Joe Spicer sprang auf und setzte die Winkerkrabbe beiseite.
»Kollegen«, rief er, »uns ist ein ernster
epistomologischer Fehler unterlaufen.«
»Schopenhauer war nur ein Korinthenkacker«, erregte sich
Dolores Haycox, ließ die liberische Seeschlange zu Boden
fallen. »Der Sinn des Lebens kommt nicht von Gott. Das Leben hat
in sich selbst seinen Sinn.«
»Kapitän, Sie müssen uns verzeihen«, bat Bud
Ramsey.
In diesem Moment wachte Cassie auf.
6. August
Ockham hat nicht übertrieben.
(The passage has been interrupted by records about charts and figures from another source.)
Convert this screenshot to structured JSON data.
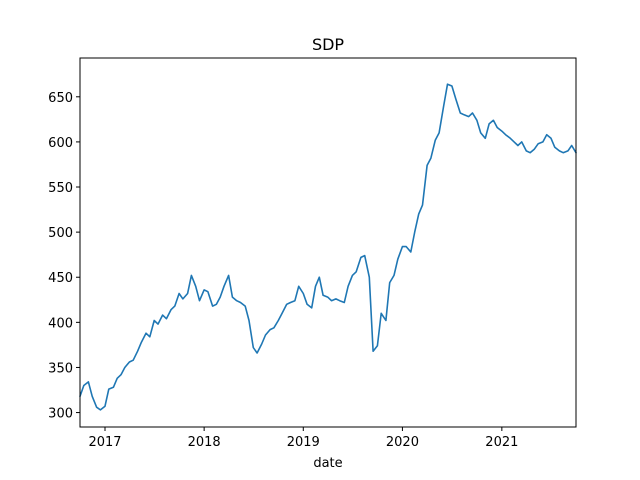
{
  "chart_data": {
    "type": "line",
    "title": "SDP",
    "xlabel": "date",
    "ylabel": "",
    "xlim": [
      "2016-10-01",
      "2021-10-01"
    ],
    "ylim": [
      284,
      693
    ],
    "grid": false,
    "x_ticks": [
      {
        "date": "2017-01-01",
        "label": "2017"
      },
      {
        "date": "2018-01-01",
        "label": "2018"
      },
      {
        "date": "2019-01-01",
        "label": "2019"
      },
      {
        "date": "2020-01-01",
        "label": "2020"
      },
      {
        "date": "2021-01-01",
        "label": "2021"
      }
    ],
    "y_ticks": [
      300,
      350,
      400,
      450,
      500,
      550,
      600,
      650
    ],
    "line_color": "#1f77b4",
    "series": [
      {
        "name": "",
        "x": [
          "2016-10-01",
          "2016-10-15",
          "2016-11-01",
          "2016-11-15",
          "2016-12-01",
          "2016-12-15",
          "2017-01-01",
          "2017-01-15",
          "2017-02-01",
          "2017-02-15",
          "2017-03-01",
          "2017-03-15",
          "2017-04-01",
          "2017-04-15",
          "2017-05-01",
          "2017-05-15",
          "2017-06-01",
          "2017-06-15",
          "2017-07-01",
          "2017-07-15",
          "2017-08-01",
          "2017-08-15",
          "2017-09-01",
          "2017-09-15",
          "2017-10-01",
          "2017-10-15",
          "2017-11-01",
          "2017-11-15",
          "2017-12-01",
          "2017-12-15",
          "2018-01-01",
          "2018-01-15",
          "2018-02-01",
          "2018-02-15",
          "2018-03-01",
          "2018-03-15",
          "2018-04-01",
          "2018-04-15",
          "2018-05-01",
          "2018-05-15",
          "2018-06-01",
          "2018-06-15",
          "2018-07-01",
          "2018-07-15",
          "2018-08-01",
          "2018-08-15",
          "2018-09-01",
          "2018-09-15",
          "2018-10-01",
          "2018-10-15",
          "2018-11-01",
          "2018-11-15",
          "2018-12-01",
          "2018-12-15",
          "2019-01-01",
          "2019-01-15",
          "2019-02-01",
          "2019-02-15",
          "2019-03-01",
          "2019-03-15",
          "2019-04-01",
          "2019-04-15",
          "2019-05-01",
          "2019-05-15",
          "2019-06-01",
          "2019-06-15",
          "2019-07-01",
          "2019-07-15",
          "2019-08-01",
          "2019-08-15",
          "2019-09-01",
          "2019-09-15",
          "2019-10-01",
          "2019-10-15",
          "2019-11-01",
          "2019-11-15",
          "2019-12-01",
          "2019-12-15",
          "2020-01-01",
          "2020-01-15",
          "2020-02-01",
          "2020-02-15",
          "2020-03-01",
          "2020-03-15",
          "2020-04-01",
          "2020-04-15",
          "2020-05-01",
          "2020-05-15",
          "2020-06-01",
          "2020-06-15",
          "2020-07-01",
          "2020-07-15",
          "2020-08-01",
          "2020-08-15",
          "2020-09-01",
          "2020-09-15",
          "2020-10-01",
          "2020-10-15",
          "2020-11-01",
          "2020-11-15",
          "2020-12-01",
          "2020-12-15",
          "2021-01-01",
          "2021-01-15",
          "2021-02-01",
          "2021-02-15",
          "2021-03-01",
          "2021-03-15",
          "2021-04-01",
          "2021-04-15",
          "2021-05-01",
          "2021-05-15",
          "2021-06-01",
          "2021-06-15",
          "2021-07-01",
          "2021-07-15",
          "2021-08-01",
          "2021-08-15",
          "2021-09-01",
          "2021-09-15",
          "2021-10-01"
        ],
        "values": [
          318,
          330,
          334,
          318,
          306,
          303,
          307,
          326,
          328,
          338,
          342,
          350,
          356,
          358,
          368,
          378,
          388,
          384,
          402,
          398,
          408,
          404,
          414,
          418,
          432,
          426,
          432,
          452,
          440,
          424,
          436,
          434,
          418,
          420,
          428,
          440,
          452,
          428,
          424,
          422,
          418,
          402,
          372,
          366,
          376,
          386,
          392,
          394,
          402,
          410,
          420,
          422,
          424,
          440,
          432,
          420,
          416,
          440,
          450,
          430,
          428,
          424,
          426,
          424,
          422,
          440,
          452,
          456,
          472,
          474,
          450,
          368,
          374,
          410,
          402,
          444,
          452,
          470,
          484,
          484,
          478,
          500,
          520,
          530,
          574,
          582,
          602,
          610,
          640,
          664,
          662,
          648,
          632,
          630,
          628,
          632,
          624,
          610,
          604,
          620,
          624,
          616,
          612,
          608,
          604,
          600,
          596,
          600,
          590,
          588,
          592,
          598,
          600,
          608,
          604,
          594,
          590,
          588,
          590,
          596,
          588
        ]
      }
    ]
  }
}
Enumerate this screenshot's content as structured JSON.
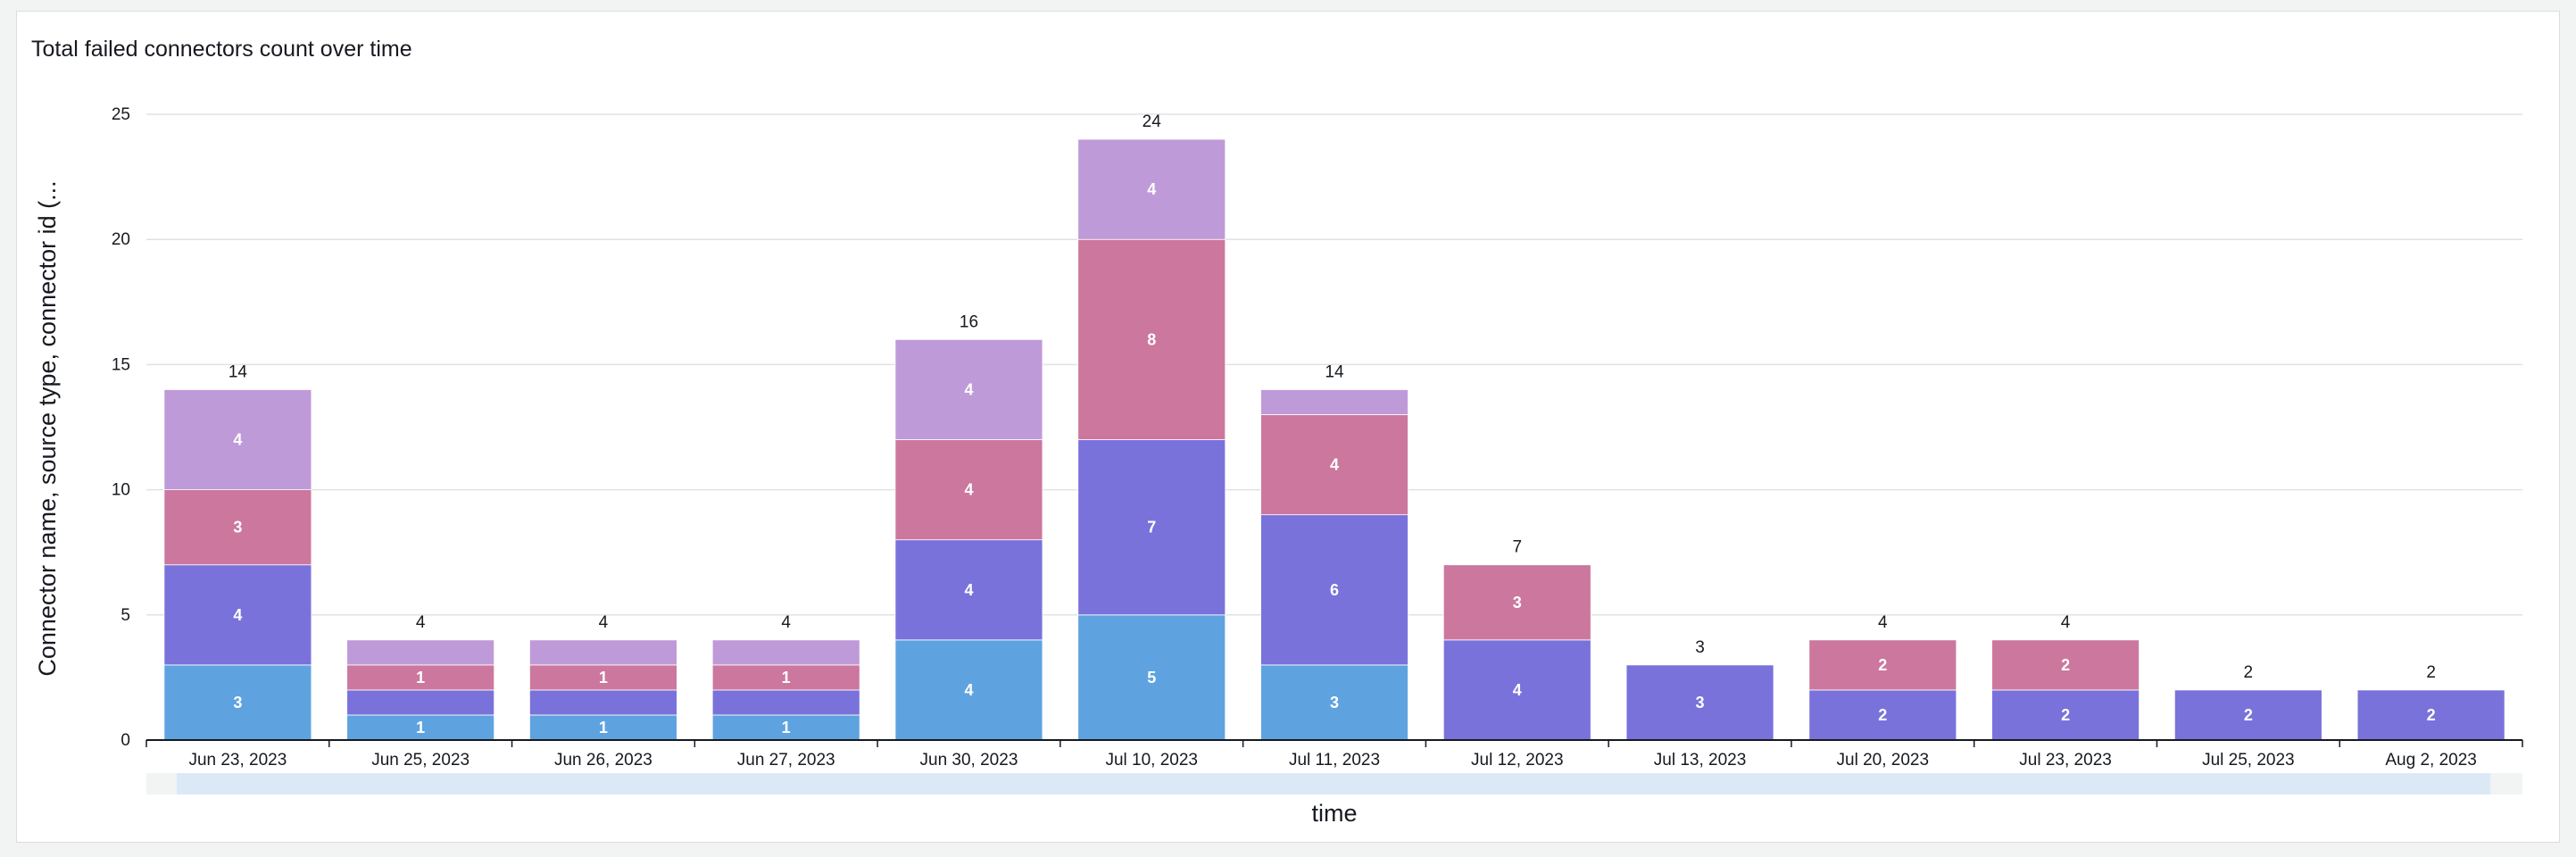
{
  "chart_data": {
    "type": "bar",
    "stacked": true,
    "title": "Total failed connectors count over time",
    "xlabel": "time",
    "ylabel": "Connector name, source type, connector id (...",
    "ylim": [
      0,
      25
    ],
    "yticks": [
      0,
      5,
      10,
      15,
      20,
      25
    ],
    "grid": true,
    "categories": [
      "Jun 23, 2023",
      "Jun 25, 2023",
      "Jun 26, 2023",
      "Jun 27, 2023",
      "Jun 30, 2023",
      "Jul 10, 2023",
      "Jul 11, 2023",
      "Jul 12, 2023",
      "Jul 13, 2023",
      "Jul 20, 2023",
      "Jul 23, 2023",
      "Jul 25, 2023",
      "Aug 2, 2023"
    ],
    "totals": [
      14,
      4,
      4,
      4,
      16,
      24,
      14,
      7,
      3,
      4,
      4,
      2,
      2
    ],
    "series": [
      {
        "color": "#5ea3e0",
        "values": [
          3,
          1,
          1,
          1,
          4,
          5,
          3,
          0,
          0,
          0,
          0,
          0,
          0
        ]
      },
      {
        "color": "#7972db",
        "values": [
          4,
          1,
          1,
          1,
          4,
          7,
          6,
          4,
          3,
          2,
          2,
          2,
          2
        ]
      },
      {
        "color": "#cc779e",
        "values": [
          3,
          1,
          1,
          1,
          4,
          8,
          4,
          3,
          0,
          2,
          2,
          0,
          0
        ]
      },
      {
        "color": "#bf9ad8",
        "values": [
          4,
          1,
          1,
          1,
          4,
          4,
          1,
          0,
          0,
          0,
          0,
          0,
          0
        ]
      }
    ],
    "segment_labels": [
      [
        "3",
        "1",
        "1",
        "1",
        "4",
        "5",
        "3",
        "",
        "",
        "",
        "",
        "",
        ""
      ],
      [
        "4",
        "",
        "",
        "",
        "4",
        "7",
        "6",
        "4",
        "3",
        "2",
        "2",
        "2",
        "2"
      ],
      [
        "3",
        "1",
        "1",
        "1",
        "4",
        "8",
        "4",
        "3",
        "",
        "2",
        "2",
        "",
        ""
      ],
      [
        "4",
        "",
        "",
        "",
        "4",
        "4",
        "",
        "",
        "",
        "",
        "",
        "",
        ""
      ]
    ]
  }
}
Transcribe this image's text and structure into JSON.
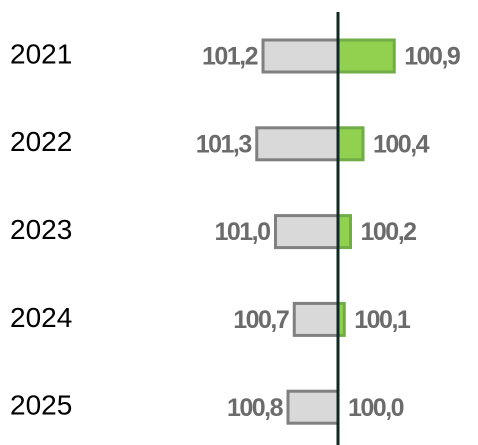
{
  "chart_data": {
    "type": "diverging-bar",
    "categories": [
      "2021",
      "2022",
      "2023",
      "2024",
      "2025"
    ],
    "xlim": [
      100,
      102
    ],
    "series": [
      {
        "color": "#d9d9d9",
        "stroke": "#808080",
        "side": "left",
        "values": [
          101.2,
          101.3,
          101.0,
          100.7,
          100.8
        ],
        "value_labels": [
          "101,2",
          "101,3",
          "101,0",
          "100,7",
          "100,8"
        ]
      },
      {
        "color": "#92d050",
        "stroke": "#70ad47",
        "side": "right",
        "values": [
          100.9,
          100.4,
          100.2,
          100.1,
          100.0
        ],
        "value_labels": [
          "100,9",
          "100,4",
          "100,2",
          "100,1",
          "100,0"
        ]
      }
    ]
  }
}
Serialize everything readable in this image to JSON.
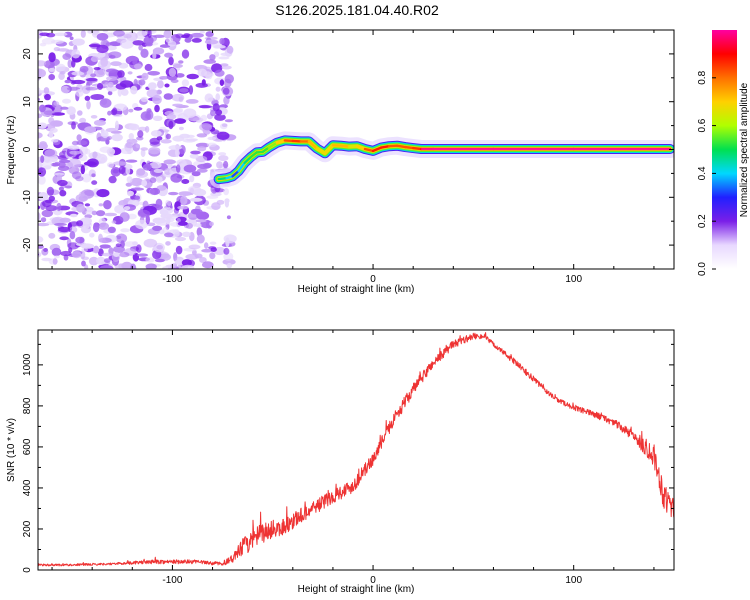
{
  "title": "S126.2025.181.04.40.R02",
  "chart_data": [
    {
      "type": "heatmap",
      "panel": "spectrogram",
      "xlabel": "Height of straight line (km)",
      "ylabel": "Frequency (Hz)",
      "xlim": [
        -167,
        150
      ],
      "ylim": [
        -25,
        25
      ],
      "xticks": [
        -100,
        0,
        100
      ],
      "yticks": [
        -20,
        -10,
        0,
        10,
        20
      ],
      "colorbar": {
        "label": "Normalized spectral amplitude",
        "range": [
          0,
          1
        ],
        "ticks": [
          0.0,
          0.2,
          0.4,
          0.6,
          0.8
        ],
        "colormap": [
          "#ffffff",
          "#e8d8ff",
          "#7a1fe8",
          "#2020ff",
          "#00d8ff",
          "#00e050",
          "#b0ff00",
          "#ffd000",
          "#ff7000",
          "#ff0000",
          "#ff00a0"
        ]
      },
      "noise_region_x": [
        -167,
        -75
      ],
      "ridge": {
        "x": [
          -77,
          -73,
          -70,
          -67,
          -64,
          -61,
          -58,
          -55,
          -52,
          -48,
          -44,
          -40,
          -36,
          -32,
          -28,
          -24,
          -20,
          -16,
          -12,
          -8,
          -4,
          0,
          4,
          8,
          12,
          16,
          20,
          24,
          30,
          60,
          100,
          148
        ],
        "freq": [
          -6.2,
          -6.0,
          -5.6,
          -4.5,
          -2.8,
          -1.6,
          -0.6,
          -0.5,
          0.4,
          1.4,
          1.9,
          1.8,
          1.7,
          1.7,
          0.2,
          -0.8,
          0.9,
          0.8,
          0.6,
          0.7,
          0.1,
          -0.3,
          0.4,
          0.7,
          0.8,
          0.5,
          0.3,
          0.1,
          0.1,
          0.1,
          0.1,
          0.1
        ],
        "amp": [
          0.45,
          0.5,
          0.3,
          0.35,
          0.45,
          0.5,
          0.55,
          0.5,
          0.55,
          0.6,
          0.8,
          0.85,
          0.85,
          0.75,
          0.7,
          0.65,
          0.7,
          0.75,
          0.7,
          0.6,
          0.8,
          0.85,
          0.9,
          0.85,
          0.8,
          0.85,
          0.8,
          0.9,
          0.95,
          0.95,
          0.95,
          0.95
        ]
      }
    },
    {
      "type": "line",
      "panel": "snr",
      "xlabel": "Height of straight line (km)",
      "ylabel": "SNR (10 * v/v)",
      "xlim": [
        -167,
        150
      ],
      "ylim": [
        0,
        1170
      ],
      "xticks": [
        -100,
        0,
        100
      ],
      "yticks": [
        0,
        200,
        400,
        600,
        800,
        1000
      ],
      "series": [
        {
          "color": "#ee3333",
          "x": [
            -167,
            -150,
            -130,
            -110,
            -90,
            -75,
            -70,
            -65,
            -60,
            -55,
            -50,
            -45,
            -40,
            -30,
            -20,
            -10,
            0,
            10,
            20,
            30,
            40,
            50,
            55,
            60,
            70,
            80,
            90,
            100,
            110,
            120,
            130,
            140,
            145,
            150
          ],
          "y": [
            25,
            25,
            30,
            40,
            40,
            30,
            55,
            110,
            150,
            180,
            200,
            210,
            240,
            300,
            360,
            410,
            540,
            730,
            880,
            1010,
            1100,
            1140,
            1140,
            1100,
            1020,
            930,
            840,
            790,
            760,
            720,
            650,
            560,
            360,
            300
          ],
          "noise": [
            5,
            5,
            5,
            10,
            10,
            8,
            20,
            45,
            50,
            50,
            45,
            45,
            40,
            35,
            35,
            35,
            30,
            30,
            30,
            25,
            20,
            15,
            12,
            12,
            15,
            15,
            12,
            12,
            15,
            18,
            25,
            55,
            70,
            60
          ]
        }
      ]
    }
  ]
}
Die Lumpen haben unsere
Vorratskammern so gut wie leergeplündert. Bis es uns gelingt,
eine Gruppe zum Fischefangen zu schicken, müssen wir essen, was
ihnen entfallen ist oder sie sowieso nicht haben wollten.
Ich gehe ein, Popeye. Von der Migräne flimmert es mir
ständig vor Augen, und immerzu beschäftige ich mich mit
Phantasien, was ich mit den Meuterern mache, wenn ich sie erwische.
Ich stelle mir vor, wie ich Ramsey kielhole und die Rumpfmuscheln der Valparaíso ihm die Haut abschrammen, als ob ein
Schiffsjunge Kartoffeln schält. Ich male mir aus, wie ich Haycox
in ordentliche, kleine Würfel schneide und sie als Häppchen
für die Haie in den Golf von Cádiz werfe. Und Joe Spicer?
Spicer binde ich auf die Butterworthanlage und peitsche ihn aus, bis
die Sonne auf seine Wirbelsäule scheint.
Willkommen in Anno Postdomini Eins, Popeye.
Um 13 Uhr 20 hat Sam Follingsbee mir eine Lebensmittelliste
vorgelegt: 1 Bananenstaude, 2 Dtzd. Würstchen, 3 Pfd.
Schweinskopfsülze, 5 Laib Brot, 4 Stck. Velveta-Käse…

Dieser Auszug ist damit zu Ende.